Yes, you did read that right. Several Democratic Senators and Congressmen are calling on both Houses of Congress to once again extend the Bush Tax Cuts, and their position received a major endorsement this morning - from Federal Reserve Chairman Ben Bernanke. It seems some are starting to get it.
It's true that the Bush Tax Cuts would have one hell of a legislative hill to climb, but that isn't unusual for these Tax Cuts, which barely passed the Senate back in 2003, even though Republicans had a slight majority (3 Republicans voted no, 2 Democrats voted yes, and Cheney broke the 50-50 tie).

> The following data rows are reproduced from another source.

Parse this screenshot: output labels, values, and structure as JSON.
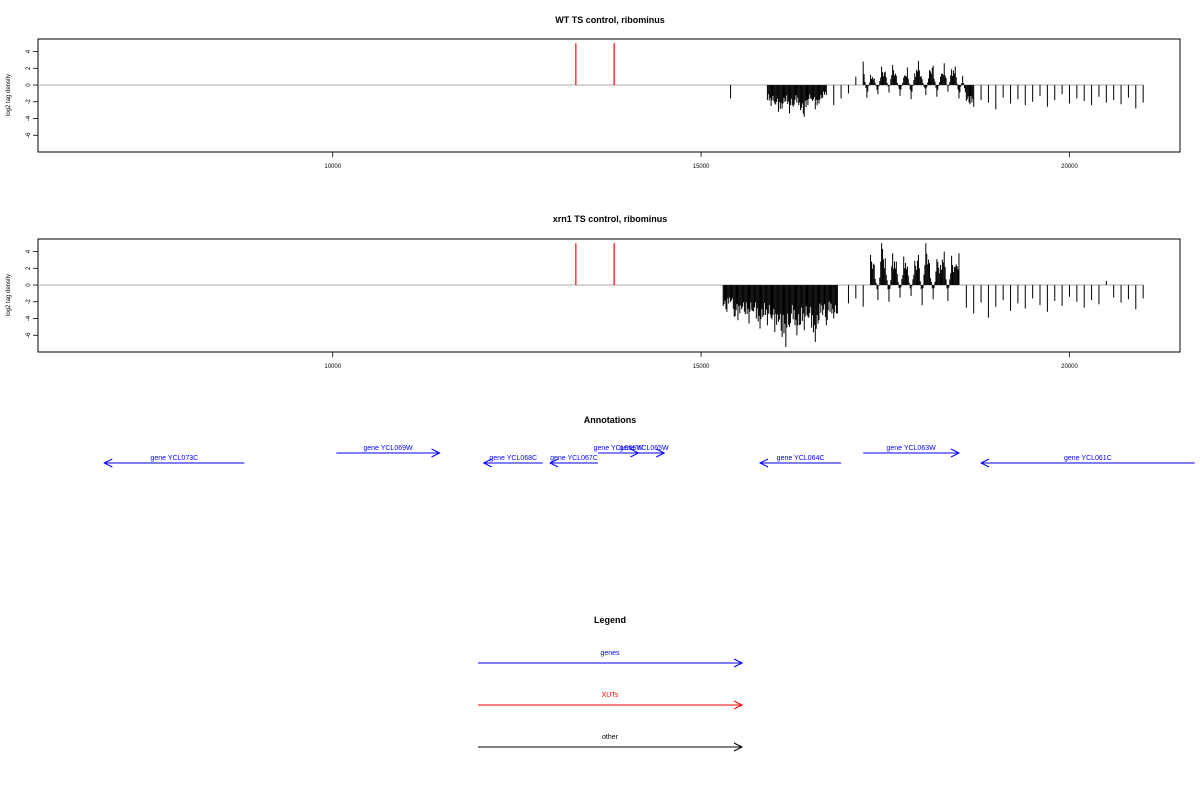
{
  "chart_data": [
    {
      "type": "bar",
      "title": "WT TS control, ribominus",
      "ylabel": "log2 tag density",
      "xlabel": "",
      "xlim": [
        6000,
        21500
      ],
      "ylim": [
        -8,
        5.5
      ],
      "x_ticks": [
        10000,
        15000,
        20000
      ],
      "y_ticks": [
        4,
        2,
        0,
        -2,
        -4,
        -6
      ],
      "baseline": {
        "from": 6000,
        "to": 21000,
        "y": 0,
        "color": "#aaaaaa"
      },
      "xut_markers": {
        "x": [
          13300,
          13820
        ],
        "y_top": 5,
        "color": "#ff0000"
      },
      "grid": false,
      "series": [
        {
          "values_x": [
            15400,
            15900,
            15950,
            16000,
            16050,
            16100,
            16150,
            16200,
            16250,
            16300,
            16350,
            16400,
            16450,
            16500,
            16550,
            16600,
            16650,
            16700,
            16800,
            16900,
            17000,
            17100,
            17200,
            17250,
            17300,
            17350,
            17400,
            17450,
            17500,
            17550,
            17600,
            17650,
            17700,
            17750,
            17800,
            17850,
            17900,
            17950,
            18000,
            18050,
            18100,
            18150,
            18200,
            18250,
            18300,
            18350,
            18400,
            18450,
            18500,
            18550,
            18600,
            18650,
            18700,
            18800,
            18900,
            19000,
            19100,
            19200,
            19300,
            19400,
            19500,
            19600,
            19700,
            19800,
            19900,
            20000,
            20100,
            20200,
            20300,
            20400,
            20500,
            20600,
            20700,
            20800,
            20900,
            21000
          ],
          "values_y": [
            -1.6,
            -1.8,
            -2.5,
            -2.2,
            -3.2,
            -2.8,
            -1.9,
            -3.4,
            -2.6,
            -2.1,
            -3.0,
            -3.8,
            -2.4,
            -1.7,
            -2.9,
            -2.2,
            -1.5,
            -1.2,
            -2.4,
            -1.6,
            -1.0,
            1.0,
            2.8,
            -1.5,
            1.2,
            0.8,
            -1.1,
            2.2,
            1.6,
            -0.9,
            2.4,
            1.1,
            -1.3,
            0.9,
            2.1,
            -1.7,
            1.4,
            2.9,
            0.7,
            -1.2,
            1.8,
            2.3,
            -1.4,
            1.0,
            2.6,
            -0.8,
            1.9,
            2.2,
            -1.6,
            1.1,
            -1.9,
            -2.3,
            -2.6,
            -1.8,
            -2.1,
            -2.9,
            -1.5,
            -2.2,
            -1.7,
            -2.4,
            -2.0,
            -1.3,
            -2.6,
            -1.8,
            -1.1,
            -2.2,
            -1.6,
            -1.9,
            -2.4,
            -1.4,
            -2.1,
            -1.8,
            -2.3,
            -1.5,
            -2.8,
            -2.1
          ]
        }
      ]
    },
    {
      "type": "bar",
      "title": "xrn1 TS control, ribominus",
      "ylabel": "log2 tag density",
      "xlabel": "",
      "xlim": [
        6000,
        21500
      ],
      "ylim": [
        -8,
        5.5
      ],
      "x_ticks": [
        10000,
        15000,
        20000
      ],
      "y_ticks": [
        4,
        2,
        0,
        -2,
        -4,
        -6
      ],
      "baseline": {
        "from": 6000,
        "to": 21000,
        "y": 0,
        "color": "#aaaaaa"
      },
      "xut_markers": {
        "x": [
          13300,
          13820
        ],
        "y_top": 5,
        "color": "#ff0000"
      },
      "grid": false,
      "series": [
        {
          "values_x": [
            15300,
            15350,
            15400,
            15450,
            15500,
            15550,
            15600,
            15650,
            15700,
            15750,
            15800,
            15850,
            15900,
            15950,
            16000,
            16050,
            16100,
            16150,
            16200,
            16250,
            16300,
            16350,
            16400,
            16450,
            16500,
            16550,
            16600,
            16650,
            16700,
            16750,
            16800,
            16850,
            17000,
            17100,
            17200,
            17300,
            17350,
            17400,
            17450,
            17500,
            17550,
            17600,
            17650,
            17700,
            17750,
            17800,
            17850,
            17900,
            17950,
            18000,
            18050,
            18100,
            18150,
            18200,
            18250,
            18300,
            18350,
            18400,
            18450,
            18500,
            18600,
            18700,
            18800,
            18900,
            19000,
            19100,
            19200,
            19300,
            19400,
            19500,
            19600,
            19700,
            19800,
            19900,
            20000,
            20100,
            20200,
            20300,
            20400,
            20500,
            20600,
            20700,
            20800,
            20900,
            21000
          ],
          "values_y": [
            -2.5,
            -3.2,
            -2.0,
            -3.8,
            -4.2,
            -2.9,
            -3.5,
            -4.6,
            -3.1,
            -4.0,
            -5.2,
            -3.6,
            -4.8,
            -3.9,
            -5.6,
            -4.4,
            -6.2,
            -7.4,
            -5.0,
            -4.1,
            -6.0,
            -4.7,
            -5.4,
            -3.8,
            -5.1,
            -6.8,
            -4.2,
            -3.6,
            -4.8,
            -3.2,
            -4.0,
            -3.4,
            -2.2,
            -1.6,
            -2.6,
            3.6,
            2.4,
            -1.8,
            5.0,
            3.2,
            -2.0,
            3.8,
            2.8,
            -1.5,
            3.4,
            2.2,
            -1.3,
            2.9,
            3.6,
            -2.4,
            5.0,
            2.6,
            -1.7,
            3.1,
            2.4,
            4.0,
            -1.9,
            3.5,
            2.2,
            3.8,
            -2.7,
            -3.4,
            -2.1,
            -3.9,
            -2.6,
            -1.8,
            -3.1,
            -2.2,
            -2.8,
            -1.6,
            -2.4,
            -3.2,
            -1.9,
            -2.5,
            -1.4,
            -2.0,
            -2.7,
            -1.8,
            -2.3,
            0.5,
            -1.5,
            -2.1,
            -1.7,
            -2.9,
            -1.6
          ]
        }
      ]
    }
  ],
  "annotations": {
    "title": "Annotations",
    "genes": [
      {
        "label": "gene YCL073C",
        "direction": "left",
        "start": 6900,
        "end": 8800,
        "track": 1,
        "color": "#0000ff"
      },
      {
        "label": "gene YCL069W",
        "direction": "right",
        "start": 10050,
        "end": 11450,
        "track": 0,
        "color": "#0000ff"
      },
      {
        "label": "gene YCL068C",
        "direction": "left",
        "start": 12050,
        "end": 12850,
        "track": 1,
        "color": "#0000ff"
      },
      {
        "label": "gene YCL067C",
        "direction": "left",
        "start": 12950,
        "end": 13600,
        "track": 1,
        "color": "#0000ff"
      },
      {
        "label": "gene YCL066W",
        "direction": "right",
        "start": 13600,
        "end": 14150,
        "track": 0,
        "color": "#0000ff"
      },
      {
        "label": "gene YCL065W",
        "direction": "right",
        "start": 13950,
        "end": 14500,
        "track": 0,
        "color": "#0000ff"
      },
      {
        "label": "gene YCL064C",
        "direction": "left",
        "start": 15800,
        "end": 16900,
        "track": 1,
        "color": "#0000ff"
      },
      {
        "label": "gene YCL063W",
        "direction": "right",
        "start": 17200,
        "end": 18500,
        "track": 0,
        "color": "#0000ff"
      },
      {
        "label": "gene YCL061C",
        "direction": "left",
        "start": 18800,
        "end": 21700,
        "track": 1,
        "color": "#0000ff"
      }
    ]
  },
  "legend": {
    "title": "Legend",
    "items": [
      {
        "label": "genes",
        "color": "#0000ff"
      },
      {
        "label": "XUTs",
        "color": "#ff0000"
      },
      {
        "label": "other",
        "color": "#000000"
      }
    ]
  }
}
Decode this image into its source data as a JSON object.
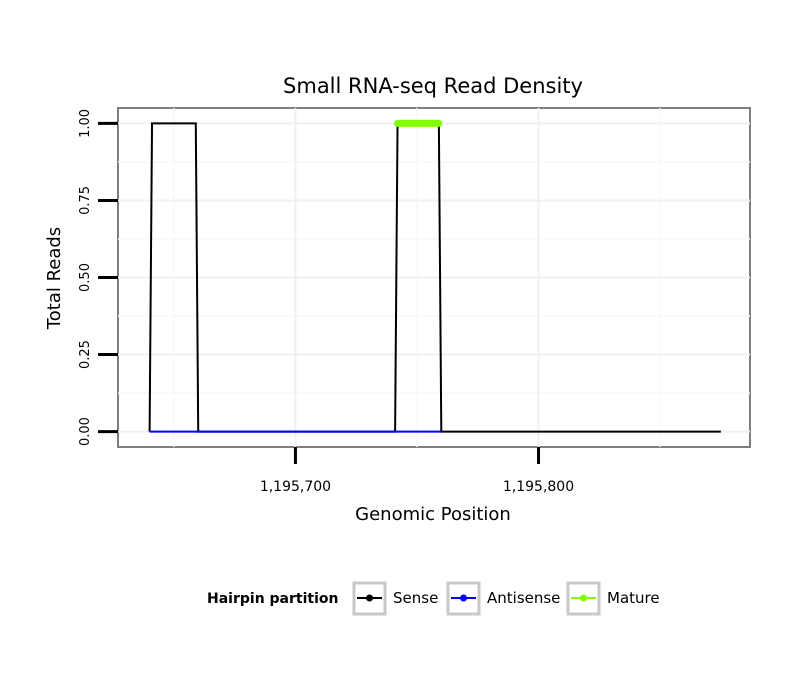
{
  "chart_data": {
    "type": "line",
    "title": "Small RNA-seq Read Density",
    "xlabel": "Genomic Position",
    "ylabel": "Total Reads",
    "xlim": [
      1195627,
      1195887
    ],
    "ylim": [
      -0.05,
      1.05
    ],
    "x_ticks": [
      1195700,
      1195800
    ],
    "x_tick_labels": [
      "1,195,700",
      "1,195,800"
    ],
    "y_ticks": [
      0,
      0.25,
      0.5,
      0.75,
      1.0
    ],
    "y_tick_labels": [
      "0.00",
      "0.25",
      "0.50",
      "0.75",
      "1.00"
    ],
    "grid": true,
    "legend": {
      "title": "Hairpin partition",
      "position": "bottom",
      "entries": [
        "Sense",
        "Antisense",
        "Mature"
      ]
    },
    "series": [
      {
        "name": "Sense",
        "color": "#000000",
        "x": [
          1195640,
          1195641,
          1195659,
          1195660,
          1195741,
          1195742,
          1195759,
          1195760,
          1195875
        ],
        "y": [
          0,
          1,
          1,
          0,
          0,
          1,
          1,
          0,
          0
        ]
      },
      {
        "name": "Antisense",
        "color": "#0000ff",
        "x": [
          1195640,
          1195660,
          1195741,
          1195760
        ],
        "y": [
          0,
          0,
          0,
          0
        ]
      },
      {
        "name": "Mature",
        "color": "#7fff00",
        "x": [
          1195742,
          1195759
        ],
        "y": [
          1,
          1
        ]
      }
    ]
  }
}
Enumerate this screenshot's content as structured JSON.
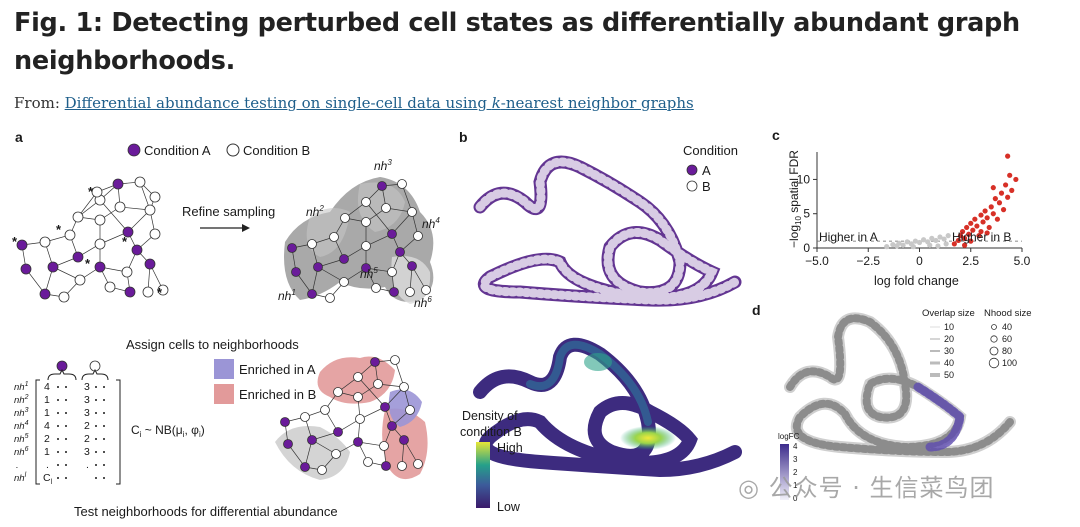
{
  "header": {
    "title": "Fig. 1: Detecting perturbed cell states as differentially abundant graph neighborhoods.",
    "from_label": "From: ",
    "link_text_pre": "Differential abundance testing on single-cell data using ",
    "link_text_k": "k",
    "link_text_post": "-nearest neighbor graphs"
  },
  "panel_a": {
    "letter": "a",
    "legend_a": "Condition A",
    "legend_b": "Condition B",
    "refine_label": "Refine sampling",
    "nh_labels": [
      "nh",
      "nh",
      "nh",
      "nh",
      "nh",
      "nh"
    ],
    "nh_sup": [
      "1",
      "2",
      "3",
      "4",
      "5",
      "6"
    ],
    "assign_label": "Assign cells to neighborhoods",
    "enriched_a": "Enriched in A",
    "enriched_b": "Enriched in B",
    "matrix_rows": [
      "nh",
      "nh",
      "nh",
      "nh",
      "nh",
      "nh",
      ".",
      "nh"
    ],
    "matrix_sup": [
      "1",
      "2",
      "3",
      "4",
      "5",
      "6",
      "",
      "l"
    ],
    "matrix_col1": [
      "4",
      "1",
      "1",
      "4",
      "2",
      "1",
      ".",
      "C"
    ],
    "matrix_col1_sub": [
      "",
      "",
      "",
      "",
      "",
      "",
      "",
      "l"
    ],
    "matrix_col2": [
      "3",
      "3",
      "3",
      "2",
      "2",
      "3",
      ".",
      ""
    ],
    "nb_formula": "C",
    "nb_formula_sub": "i",
    "nb_formula_rest": " ~ NB(μ",
    "nb_mu_sub": "i",
    "nb_phi": ", φ",
    "nb_phi_sub": "i",
    "nb_close": ")",
    "test_label": "Test neighborhoods for differential abundance",
    "colors": {
      "condition_a": "#6a1b9a",
      "enriched_a": "#9b95d6",
      "enriched_b": "#e29a9a"
    }
  },
  "panel_b": {
    "letter": "b",
    "legend_title": "Condition",
    "legend_a": "A",
    "legend_b": "B",
    "density_title_1": "Density of",
    "density_title_2": "condition B",
    "density_high": "High",
    "density_low": "Low"
  },
  "panel_c": {
    "letter": "c",
    "ylabel": "−log",
    "ylabel_sub": "10",
    "ylabel_rest": " spatial FDR",
    "xlabel": "log fold change",
    "higher_a": "Higher in A",
    "higher_b": "Higher in B",
    "x_ticks": [
      "−5.0",
      "−2.5",
      "0",
      "2.5",
      "5.0"
    ],
    "y_ticks": [
      "0",
      "5",
      "10"
    ],
    "colors": {
      "significant": "#d73027",
      "non_significant": "#c8c8c8"
    }
  },
  "panel_d": {
    "letter": "d",
    "overlap_title": "Overlap size",
    "overlap_values": [
      "10",
      "20",
      "30",
      "40",
      "50"
    ],
    "nhood_title": "Nhood size",
    "nhood_values": [
      "40",
      "60",
      "80",
      "100"
    ],
    "logfc_title": "logFC",
    "logfc_ticks": [
      "4",
      "3",
      "2",
      "1",
      "0"
    ]
  },
  "chart_data": {
    "type": "scatter",
    "title": "",
    "xlabel": "log fold change",
    "ylabel": "−log10 spatial FDR",
    "xlim": [
      -5.0,
      5.0
    ],
    "ylim": [
      0,
      14
    ],
    "series": [
      {
        "name": "Higher in B",
        "points": [
          [
            1.7,
            0.6
          ],
          [
            1.9,
            1.1
          ],
          [
            2.0,
            1.8
          ],
          [
            2.1,
            2.4
          ],
          [
            2.2,
            1.4
          ],
          [
            2.3,
            3.0
          ],
          [
            2.4,
            2.0
          ],
          [
            2.5,
            3.6
          ],
          [
            2.5,
            1.0
          ],
          [
            2.6,
            2.6
          ],
          [
            2.7,
            4.2
          ],
          [
            2.8,
            3.2
          ],
          [
            2.9,
            1.8
          ],
          [
            3.0,
            4.8
          ],
          [
            3.0,
            2.4
          ],
          [
            3.1,
            3.8
          ],
          [
            3.2,
            5.4
          ],
          [
            3.3,
            4.4
          ],
          [
            3.4,
            3.0
          ],
          [
            3.5,
            6.0
          ],
          [
            3.6,
            5.0
          ],
          [
            3.7,
            7.2
          ],
          [
            3.8,
            4.2
          ],
          [
            3.9,
            6.6
          ],
          [
            4.0,
            8.0
          ],
          [
            4.1,
            5.6
          ],
          [
            4.2,
            9.2
          ],
          [
            4.3,
            7.4
          ],
          [
            4.4,
            10.6
          ],
          [
            4.5,
            8.4
          ],
          [
            4.7,
            10.0
          ],
          [
            4.3,
            13.4
          ],
          [
            3.6,
            8.8
          ],
          [
            2.2,
            0.4
          ],
          [
            3.3,
            2.2
          ]
        ]
      },
      {
        "name": "Higher in A",
        "points": [
          [
            -1.6,
            0.2
          ],
          [
            -1.3,
            0.5
          ],
          [
            -1.0,
            0.7
          ],
          [
            -0.8,
            0.4
          ],
          [
            -0.6,
            0.9
          ],
          [
            -0.4,
            0.6
          ],
          [
            -0.2,
            1.0
          ],
          [
            0.0,
            0.8
          ],
          [
            0.2,
            1.2
          ],
          [
            0.4,
            0.9
          ],
          [
            0.6,
            1.4
          ],
          [
            0.8,
            1.1
          ],
          [
            1.0,
            1.6
          ],
          [
            1.2,
            1.3
          ],
          [
            1.4,
            1.8
          ],
          [
            -1.1,
            0.3
          ],
          [
            0.5,
            0.4
          ],
          [
            1.3,
            0.6
          ],
          [
            -0.3,
            0.2
          ],
          [
            0.9,
            0.3
          ]
        ]
      }
    ],
    "threshold_y": 1.0,
    "grid": false,
    "legend": "none"
  }
}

Could the Tax Cuts be extended? Probably not. Here's why:
1. Speaker Pelosi opposes them, and unless their added onto some other piece of legislation via an amendment (which would require the support of 50% plus 1 of the House), nothing will happen in the House, unless her hand is forced.
2. 44 Senators support them now, but we would need 51 Senator's at the least if the vote does come, which I see as near impossible.
3. President Obama has to sign off on them. And unless he is visited by the ghost of Reagan, and the actual presence of Bush bashing him over the head, I suspect he would wield his Presidential veto power.
If the Bush Tax Cuts are extended, it's possible the Great Recession will not be as horrific as we previously thought, but that's a big if, because the Tax Cuts actually have to be extended, which will probably never happen, even though the list of Democrats supporting them increases each and every day.